Melanin and neuromelanin absorb and convert electromagnetic energy in acoustic energy. This process may also occur in the opposite direction, during which the spin fields are produced which solitons are to be found (Adamski [26]). The transformation of light quanta into an acoustic wave, or a photon into a phonon becomes a carrier of information for psychobiological structures in the human body. Exhibits paramagnetic properties of melanin (Schultz, et al. [32]); Melanin is also treated as transforming electricity into electromagnetic energy. In addition, all melanins of the biological system exhibit diverse physical properties such as absorption, disappearance of light and sound, the binding of organic chemicals, storage of liquids and gases (Bruno Nicolas [33]).

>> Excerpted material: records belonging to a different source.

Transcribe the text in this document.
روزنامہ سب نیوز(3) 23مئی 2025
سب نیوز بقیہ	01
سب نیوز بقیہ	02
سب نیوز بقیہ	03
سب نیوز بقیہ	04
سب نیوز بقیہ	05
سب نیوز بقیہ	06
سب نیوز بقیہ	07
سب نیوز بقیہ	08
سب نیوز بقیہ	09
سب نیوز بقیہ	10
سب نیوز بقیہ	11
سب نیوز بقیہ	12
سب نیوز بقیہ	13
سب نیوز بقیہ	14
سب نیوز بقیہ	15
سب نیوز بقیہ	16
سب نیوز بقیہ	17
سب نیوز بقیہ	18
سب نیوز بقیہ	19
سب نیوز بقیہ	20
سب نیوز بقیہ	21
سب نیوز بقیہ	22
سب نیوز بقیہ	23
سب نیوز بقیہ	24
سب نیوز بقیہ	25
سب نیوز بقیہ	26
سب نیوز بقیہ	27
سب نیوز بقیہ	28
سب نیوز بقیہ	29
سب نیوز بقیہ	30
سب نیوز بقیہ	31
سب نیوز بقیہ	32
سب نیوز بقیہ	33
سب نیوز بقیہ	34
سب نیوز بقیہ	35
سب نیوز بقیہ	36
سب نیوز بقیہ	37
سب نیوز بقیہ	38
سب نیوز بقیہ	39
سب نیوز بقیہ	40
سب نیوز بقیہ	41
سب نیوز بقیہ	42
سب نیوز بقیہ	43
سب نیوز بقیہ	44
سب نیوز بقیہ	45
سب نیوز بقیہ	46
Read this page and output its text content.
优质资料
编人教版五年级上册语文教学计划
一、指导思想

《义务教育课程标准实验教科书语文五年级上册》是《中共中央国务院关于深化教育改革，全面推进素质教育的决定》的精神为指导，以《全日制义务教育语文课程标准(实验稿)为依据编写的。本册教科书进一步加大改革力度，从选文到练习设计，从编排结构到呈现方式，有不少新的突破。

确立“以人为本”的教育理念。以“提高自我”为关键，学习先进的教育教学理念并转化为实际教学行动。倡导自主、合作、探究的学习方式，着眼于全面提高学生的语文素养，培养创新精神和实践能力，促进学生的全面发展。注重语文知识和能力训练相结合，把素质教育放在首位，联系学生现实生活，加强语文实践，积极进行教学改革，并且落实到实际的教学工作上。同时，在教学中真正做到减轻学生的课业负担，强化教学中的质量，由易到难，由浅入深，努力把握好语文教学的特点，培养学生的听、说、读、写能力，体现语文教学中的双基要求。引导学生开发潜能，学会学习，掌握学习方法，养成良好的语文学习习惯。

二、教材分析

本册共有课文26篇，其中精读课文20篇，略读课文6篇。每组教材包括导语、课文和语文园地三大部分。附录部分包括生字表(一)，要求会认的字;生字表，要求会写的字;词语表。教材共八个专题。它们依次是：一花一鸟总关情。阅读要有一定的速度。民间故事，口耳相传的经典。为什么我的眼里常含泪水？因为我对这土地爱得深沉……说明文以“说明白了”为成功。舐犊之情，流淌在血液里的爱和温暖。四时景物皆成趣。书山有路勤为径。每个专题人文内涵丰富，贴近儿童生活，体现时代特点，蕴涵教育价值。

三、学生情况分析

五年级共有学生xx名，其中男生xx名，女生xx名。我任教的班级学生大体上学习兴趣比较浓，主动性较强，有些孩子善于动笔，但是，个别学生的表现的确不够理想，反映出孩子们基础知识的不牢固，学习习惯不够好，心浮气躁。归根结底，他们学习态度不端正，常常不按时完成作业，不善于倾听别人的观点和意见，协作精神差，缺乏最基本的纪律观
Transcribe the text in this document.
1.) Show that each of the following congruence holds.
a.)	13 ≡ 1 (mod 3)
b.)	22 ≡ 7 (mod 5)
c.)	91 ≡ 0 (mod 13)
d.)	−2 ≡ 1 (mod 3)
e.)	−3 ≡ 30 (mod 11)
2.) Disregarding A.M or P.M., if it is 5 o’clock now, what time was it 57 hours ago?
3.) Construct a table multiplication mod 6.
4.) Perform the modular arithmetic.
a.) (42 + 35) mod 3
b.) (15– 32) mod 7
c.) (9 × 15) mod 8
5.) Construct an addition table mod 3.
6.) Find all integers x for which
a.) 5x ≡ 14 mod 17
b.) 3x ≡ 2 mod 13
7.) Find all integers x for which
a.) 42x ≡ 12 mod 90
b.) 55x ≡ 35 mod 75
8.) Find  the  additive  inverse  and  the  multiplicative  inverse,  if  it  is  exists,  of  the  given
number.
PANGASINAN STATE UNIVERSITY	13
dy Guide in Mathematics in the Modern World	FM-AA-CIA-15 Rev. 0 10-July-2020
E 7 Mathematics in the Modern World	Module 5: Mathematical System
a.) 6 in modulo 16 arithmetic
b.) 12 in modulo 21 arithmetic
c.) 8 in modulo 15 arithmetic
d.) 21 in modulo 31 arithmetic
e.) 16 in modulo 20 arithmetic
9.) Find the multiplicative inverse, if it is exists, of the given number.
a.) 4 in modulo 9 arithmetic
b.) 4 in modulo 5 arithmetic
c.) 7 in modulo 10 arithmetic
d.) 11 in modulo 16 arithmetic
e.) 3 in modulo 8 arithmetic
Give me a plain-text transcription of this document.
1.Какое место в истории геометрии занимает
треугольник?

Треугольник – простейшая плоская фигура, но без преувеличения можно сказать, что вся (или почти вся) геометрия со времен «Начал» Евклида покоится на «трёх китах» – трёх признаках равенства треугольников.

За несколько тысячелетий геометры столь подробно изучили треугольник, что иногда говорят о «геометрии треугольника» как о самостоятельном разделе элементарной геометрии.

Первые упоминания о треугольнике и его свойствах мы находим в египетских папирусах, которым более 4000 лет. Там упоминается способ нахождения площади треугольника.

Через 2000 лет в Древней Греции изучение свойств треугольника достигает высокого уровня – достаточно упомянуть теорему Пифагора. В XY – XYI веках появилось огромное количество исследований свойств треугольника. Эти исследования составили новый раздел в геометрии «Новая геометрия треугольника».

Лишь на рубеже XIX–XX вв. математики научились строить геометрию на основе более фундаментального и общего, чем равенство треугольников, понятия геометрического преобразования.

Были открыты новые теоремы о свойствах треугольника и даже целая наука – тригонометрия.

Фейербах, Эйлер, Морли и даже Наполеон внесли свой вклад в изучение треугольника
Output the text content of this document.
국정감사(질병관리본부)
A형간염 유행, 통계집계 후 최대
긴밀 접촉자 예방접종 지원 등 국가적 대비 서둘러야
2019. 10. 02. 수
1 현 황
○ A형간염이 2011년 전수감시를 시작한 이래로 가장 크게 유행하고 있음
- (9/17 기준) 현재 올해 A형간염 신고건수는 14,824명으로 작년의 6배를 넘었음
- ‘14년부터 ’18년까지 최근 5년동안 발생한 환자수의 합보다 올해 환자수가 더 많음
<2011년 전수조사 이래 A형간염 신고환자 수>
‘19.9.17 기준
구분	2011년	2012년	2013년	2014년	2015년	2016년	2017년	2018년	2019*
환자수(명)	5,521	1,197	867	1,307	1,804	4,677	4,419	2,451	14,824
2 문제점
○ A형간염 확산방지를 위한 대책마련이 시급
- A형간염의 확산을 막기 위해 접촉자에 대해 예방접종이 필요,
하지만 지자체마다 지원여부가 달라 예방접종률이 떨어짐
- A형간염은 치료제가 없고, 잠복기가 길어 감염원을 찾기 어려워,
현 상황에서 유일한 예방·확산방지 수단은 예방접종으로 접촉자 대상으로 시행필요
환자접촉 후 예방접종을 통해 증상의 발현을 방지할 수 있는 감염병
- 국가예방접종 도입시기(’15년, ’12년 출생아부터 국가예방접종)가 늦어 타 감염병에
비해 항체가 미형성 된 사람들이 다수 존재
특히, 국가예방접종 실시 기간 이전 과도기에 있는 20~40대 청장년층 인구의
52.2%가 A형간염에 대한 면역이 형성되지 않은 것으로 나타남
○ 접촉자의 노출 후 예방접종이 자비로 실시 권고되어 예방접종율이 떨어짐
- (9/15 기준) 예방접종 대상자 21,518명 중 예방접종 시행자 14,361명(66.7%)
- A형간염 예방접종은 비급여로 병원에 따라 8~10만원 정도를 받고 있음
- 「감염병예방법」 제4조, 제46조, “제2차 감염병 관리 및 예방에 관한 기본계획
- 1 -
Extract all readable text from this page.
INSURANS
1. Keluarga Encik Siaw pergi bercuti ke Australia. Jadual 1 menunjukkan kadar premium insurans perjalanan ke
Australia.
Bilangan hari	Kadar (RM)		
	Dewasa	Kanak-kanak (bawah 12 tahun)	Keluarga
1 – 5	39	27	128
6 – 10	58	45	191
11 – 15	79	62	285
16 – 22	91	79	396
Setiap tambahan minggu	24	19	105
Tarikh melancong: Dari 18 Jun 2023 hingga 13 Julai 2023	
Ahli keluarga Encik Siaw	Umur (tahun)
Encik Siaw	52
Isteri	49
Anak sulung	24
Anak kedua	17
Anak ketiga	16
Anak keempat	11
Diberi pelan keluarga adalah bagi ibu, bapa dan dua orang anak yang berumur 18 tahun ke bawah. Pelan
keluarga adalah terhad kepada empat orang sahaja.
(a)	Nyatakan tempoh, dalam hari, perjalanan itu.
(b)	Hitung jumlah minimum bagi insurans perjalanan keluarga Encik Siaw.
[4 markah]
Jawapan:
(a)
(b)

The author of this paper thinks that spin and soliton waves provide a picture that is different than what electromagnetic waves do, when received by the eye. Existing science only accepts the operation of electromagnetic waves. It can be concluded that what we have here is a second medium that creates a structure of the image of the world and is responsible for the development of human personality ( Adamski [34]). Inchauspe in his works (2015), (2016) shows that during acupuncture, solitons are created. It can be concluded that a similar phenomenon occurs in acupressure and in the sense sense of touch. Quantum Psychology explains the nature of mental processes in the light of quantum processes, describes the organization of systems in a cybernetic and information manner, explains human behavior in a quantum field relationship, assigns a significant role to non-linear processes of consciousness and unconsciousness, recognizes that the human psyche is managed by biocomputers and a cosmic Internet. The consciousness it the emission of coherent light interacting with solitons in bio plasma. It is postulated that in the human biological system transformation is carried out of photons into phonons and vice versa and of photons into solitons, which processes constitute an act of consciousness. The human biological system is an autogenic source of biophotons and bio solitons, which together with laser light, are responsible for human mental states (Adamski [35]). In current psychology, there is no room for solitons and spin functions dealt with by quantum physics. In his deliberations the author adopted the following definition of consciousness. Awareness is the dynamic structure of team quantum processes in the brain bioplasm that is in synergy with the biocomputer simulation directed by the emission of coherent light, modulated by the solitons and spin wave (Adamski [36]) [37-53].